Cobb extends deadline for absentee voters who weren’t mailed ballots
Taylor Croft | Atlanta Journal-Constitution| November 7, 2022
A Cobb County judge agreed to extend the absentee ballot return deadline during an emergency hearing Monday after Cobb Elections officials failed to send up to 1,036 ballots to voters in October, an initial investigation found.
“We know it wasn’t the voters’ fault, we know it wasn’t the post office’s fault,” said Daniel White, the attorney for the elections office. “This was an administrative error.
“We want to give everyone as much time as possible.”
Of the 1,036 voters who requested absentee ballots and could have been affected by the error, some canceled their absentee ballots and voted in person, and 716 have not yet voted, White said at a press conference after the hearing.
White added that the county overnighted ballots to most of those 716 voters, and will send the last 276 Monday night.
Four out-of-state absentee voters and the Cobb County Democracy Center, represented by the American Civil Liberties Union of Georgia, filed suit against Cobb elections department Sunday.
The lawsuit asked the judge to extend the deadline to return ballots and ensure voters are contacted and sent an absentee ballot through overnighted mail.
Cobb elections officials agreed.
Under state law, absentee ballots are supposed to be mailed within three days after election officials receive requests during the three weeks before Election Day. Then, those ballots must be received by the elections office by 7 p.m. on Election Day, except for military and overseas voters, whose ballots must be received by Nov. 14.
The consent order, signed Monday by Judge Kellie Hill, will allow the county to accept absentee ballots that are postmarked by Election Day, even if they are received later.
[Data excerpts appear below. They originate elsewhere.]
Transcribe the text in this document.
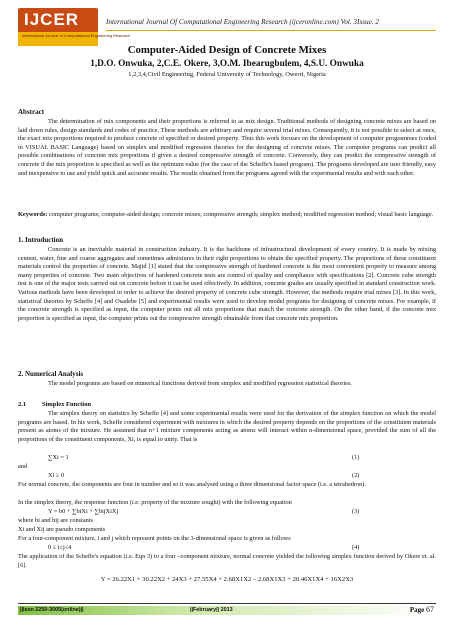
IJCER
International Journal of Computational Engineering Research
International Journal Of Computational Engineering Research (ijceronline.com) Vol. 3Issue. 2
Computer-Aided Design of Concrete Mixes
1,D.O. Onwuka, 2,C.E. Okere, 3,O.M. Ibearugbulem, 4,S.U. Onwuka
1,2,3,4,Civil Engineering, Federal University of Technology, Owerri, Nigeria
Abstract
The determination of mix components and their proportions is referred to as mix design. Traditional methods of designing concrete mixes are based on laid down rules, design standards and codes of practice. These methods are arbitrary and require several trial mixes. Consequently, it is not possible to select at once, the exact mix proportions required to produce concrete of specified or desired property. Thus this work focuses on the development of computer programmes (coded in VISUAL BASIC Language) based on simplex and modified regression theories for the designing of concrete mixes. The computer programs can predict all possible combinations of concrete mix proportions if given a desired compressive strength of concrete. Conversely, they can predict the compressive strength of concrete if the mix proportion is specified as well as the optimum value (for the case of the Scheffe's based program). The programs developed are user friendly, easy and inexpensive to use and yield quick and accurate results. The results obtained from the programs agreed with the experimental results and with each other.
Keywords: computer programs; computer-aided design; concrete mixes; compressive strength; simplex method; modified regression method; visual basic language.
1. Introduction
Concrete is an inevitable material in construction industry. It is the backbone of infrastructural development of every country. It is made by mixing cement, water, fine and coarse aggregates and sometimes admixtures in their right proportions to obtain the specified property. The proportions of these constituent materials control the properties of concrete. Majid [1] stated that the compressive strength of hardened concrete is the most convenient property to measure among many properties of concrete. Two main objectives of hardened concrete tests are control of quality and compliance with specifications [2]. Concrete cube strength test is one of the major tests carried out on concrete before it can be used effectively. In addition, concrete grades are usually specified in standard construction work. Various methods have been developed in order to achieve the desired property of concrete cube strength. However, the methods require trial mixes [3]. In this work, statistical theories by Scheffe [4] and Osadebe [5] and experimental results were used to develop model programs for designing of concrete mixes. For example, if the concrete strength is specified as input, the computer prints out all mix proportions that match the concrete strength. On the other hand, if the concrete mix proportion is specified as input, the computer prints out the compressive strength obtainable from that concrete mix proportion.
2. Numerical Analysis
The model programs are based on numerical functions derived from simplex and modified regression statistical theories.
2.1 Simplex Function
The simplex theory on statistics by Scheffe [4] and some experimental results were used for the derivation of the simplex function on which the model programs are based. In his work, Scheffe considered experiment with mixtures in which the desired property depends on the proportions of the constituent materials present as atoms of the mixture. He assumed that n+1 mixture components acting as atoms will interact within n-dimensional space, provided the sum of all the proportions of the constituent components, Xi, is equal to unity. That is
∑Xi = 1	(1)
and
Xi ≥ 0	(2)
For normal concrete, the components are four in number and so it was analysed using a three dimensional factor space (i.e. a tetrahedron).
In the simplex theory, the response function (i.e: property of the mixture sought) with the following equation
Y = b0 + ∑biXi + ∑bijXiXj	(3)
where bi and bij are constants
Xi and Xij are pseudo components
For a four-component mixture, i and j which represent points on the 3-dimensional space is given as follows
0 ≤ i≤j≤4	(4)
The application of the Scheffe's equation (i.e. Eqn 3) to a four –component mixture, normal concrete yielded the following simplex function derived by Okere et. al. [6].
Y = 26.22X1 + 30.22X2 + 24X3 + 27.55X4 + 2.68X1X2 – 2.68X1X3 + 20.46X1X4 + 16X2X3
||Issn 2250-3005(online)||	||February|| 2013	Page 67
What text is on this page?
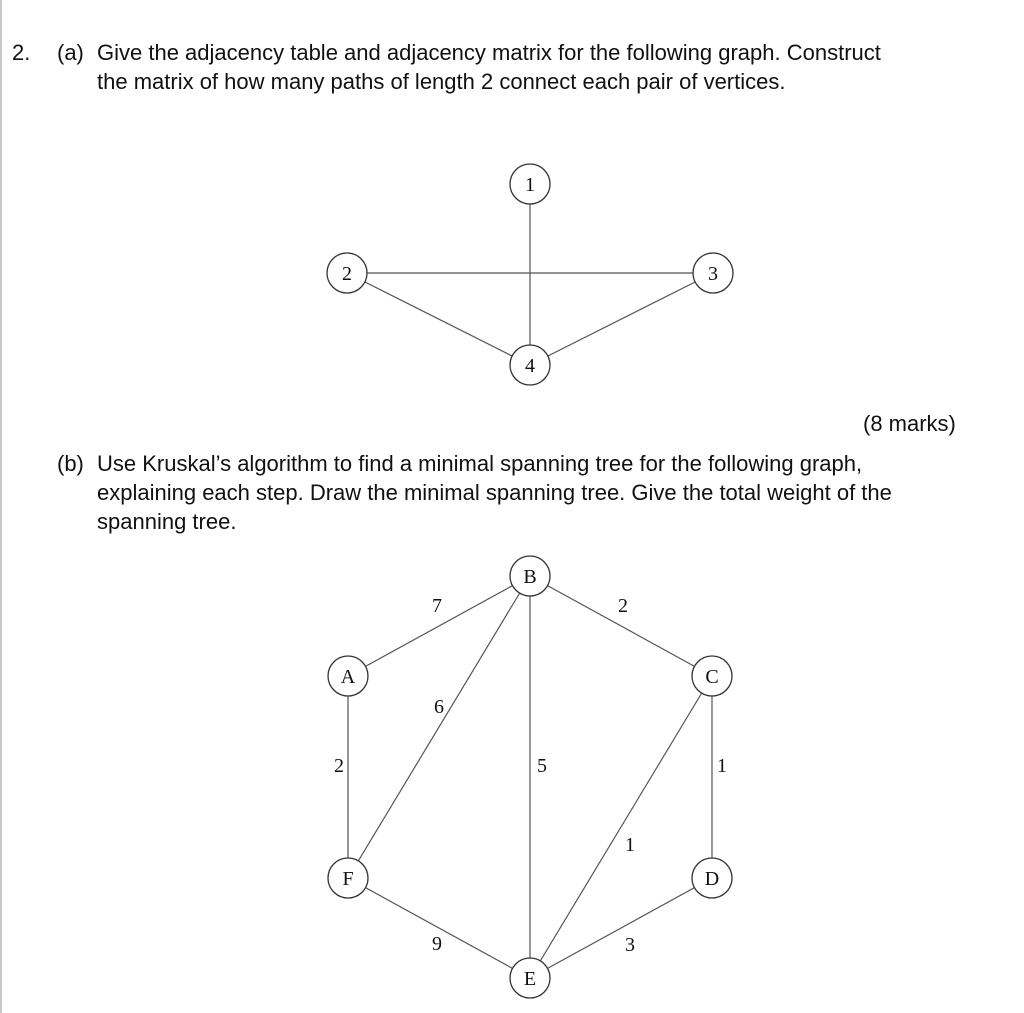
2. (a) Give the adjacency table and adjacency matrix for the following graph. Construct
the matrix of how many paths of length 2 connect each pair of vertices.
(8 marks)
(b) Use Kruskal’s algorithm to find a minimal spanning tree for the following graph,
explaining each step. Draw the minimal spanning tree. Give the total weight of the
spanning tree.
1
2	3
4
7	2
2
6
5	1
1
9	3
A
B
C
D
E
F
For those who do not receive their ballots by Election Day, the consent order will allow them to print and mail a federal write-in absentee ballot, which is designed for military and overseas voters.
The election results will be certified Nov. 15. White said extending the deadline will “allow our office to accept as many ballots as possible up to the day of certification.”
All ballots must be postmarked by Election Day to be accepted in accordance with state law, White said.
Rahul Garabadu, a voting rights attorney at the ACLU of Georgia, said in a statement the county’s mistake “resulted in a huge error and hundreds of voters at risk of being disenfranchised.”
At a news conference Monday afternoon, Elections Director Janine Eveler said it was “a completely human error” after one employee failed to run the ballots through the machine.
“We’re so sorry to these voters,” Eveler said. “The employee who was responsible is sick about it ... Many of my staff have worked over 80 hours a week over the last three weeks.”
After Election Day, the department will look at adjusting the process to ensure a mistake like this does not happen again, Eveler said.
Election workers are actively contacting voters via email and mailing absentee ballots with overnight postage today to ensure receipt as quickly as possible.